According to Crowe, his first year as a teacher for CNA after leaving CBC was intimidating.
“Honest to God, it was scary,” said Crowe. “I was lucky because I had a good class, and I still look back fondly on most of the people in that class. Many of them have gone on to do some really cool things. So it’s an ongoing thing, right? I mean, it’s never easy. It’s a lot like being on television, because when you go to class you have to perform and you have to engage.”
It is, however, a rewarding job for him. Crowe’s favourite thing about his job is igniting the same fiery passion for journalism in his students that he himself carried throughout his career.
“The favourite part of doing my job is when at the end of term you get a note from somebody that says, ‘Thanks, you made a difference in my life,’” said Crowe. “Another favourite part of my job is turning on my TV and seeing Beth Penney at NTV, or turning on my radio and hearing Martin Jones at CBC Radio or Mike Moore at CBC radio. Knowing that students that I taught are now working in journalism. That’s the most satisfying job.”
Besides all the rules and technicalities that come with being a journalist, Crowe wants to impart an important trait on his students.
“I’d like my students to be good people. There’s been such a pushback, especially in the United States, against journalism. You know Donald Trump calling into question the credibility of journalists. If there’s something that he’s unhappy with, he’ll call it fake media or fake news. I really think that it’s more important than ever that journalists be good people. One of the things that always worked in my favour to be a good journalist – you’ve got to have empathy. I’ve worked with journalists who don’t have empathy and honestly, their journalism isn’t very good because they tend to veer away from doing stories about people.”

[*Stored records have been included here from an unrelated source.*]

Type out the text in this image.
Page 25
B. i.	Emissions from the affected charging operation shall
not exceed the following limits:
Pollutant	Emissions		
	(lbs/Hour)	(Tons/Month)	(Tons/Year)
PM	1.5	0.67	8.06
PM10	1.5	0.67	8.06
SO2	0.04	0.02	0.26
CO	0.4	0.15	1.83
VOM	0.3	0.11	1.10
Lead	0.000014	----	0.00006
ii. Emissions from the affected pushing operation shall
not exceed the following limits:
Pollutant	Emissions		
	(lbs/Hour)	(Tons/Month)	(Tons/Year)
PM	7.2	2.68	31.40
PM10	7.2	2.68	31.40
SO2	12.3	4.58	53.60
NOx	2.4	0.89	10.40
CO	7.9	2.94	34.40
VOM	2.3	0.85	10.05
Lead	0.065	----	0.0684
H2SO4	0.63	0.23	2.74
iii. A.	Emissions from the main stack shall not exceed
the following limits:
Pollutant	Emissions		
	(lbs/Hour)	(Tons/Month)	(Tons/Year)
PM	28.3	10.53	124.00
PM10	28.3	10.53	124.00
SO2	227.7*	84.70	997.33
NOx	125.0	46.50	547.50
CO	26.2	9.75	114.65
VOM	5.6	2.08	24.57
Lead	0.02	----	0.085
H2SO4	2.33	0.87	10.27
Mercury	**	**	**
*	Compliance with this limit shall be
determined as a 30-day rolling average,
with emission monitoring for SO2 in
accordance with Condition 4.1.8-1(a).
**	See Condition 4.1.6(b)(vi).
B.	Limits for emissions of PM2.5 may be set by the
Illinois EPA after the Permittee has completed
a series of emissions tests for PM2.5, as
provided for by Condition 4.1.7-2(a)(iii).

Despite all the different places he’s lived and all the different hats he’s worn, Crowe says there’s not a lot he would have done differently given the chance to do it all again.
“I couldn’t have ever predicted that I’d be here now, doing this,” said Crowe. “Yet having said that, there’s absolutely nothing that I regret. There’s absolutely nothing that I did that I would do over again. I was lucky enough to work in a province where CBC, where I worked, was held in high regard. I got to do so many interesting stories. I got to travel as a result of that. The only thing I do not like about Newfoundland is the weather, that’s it. I had my kids here, I met the love of my life here, I’ve got friends that’ll always be my friends and I’ve had not one, but two very rewarding careers. I’m not a wealthy man, but I’m living comfortably and I’m enjoying my life.”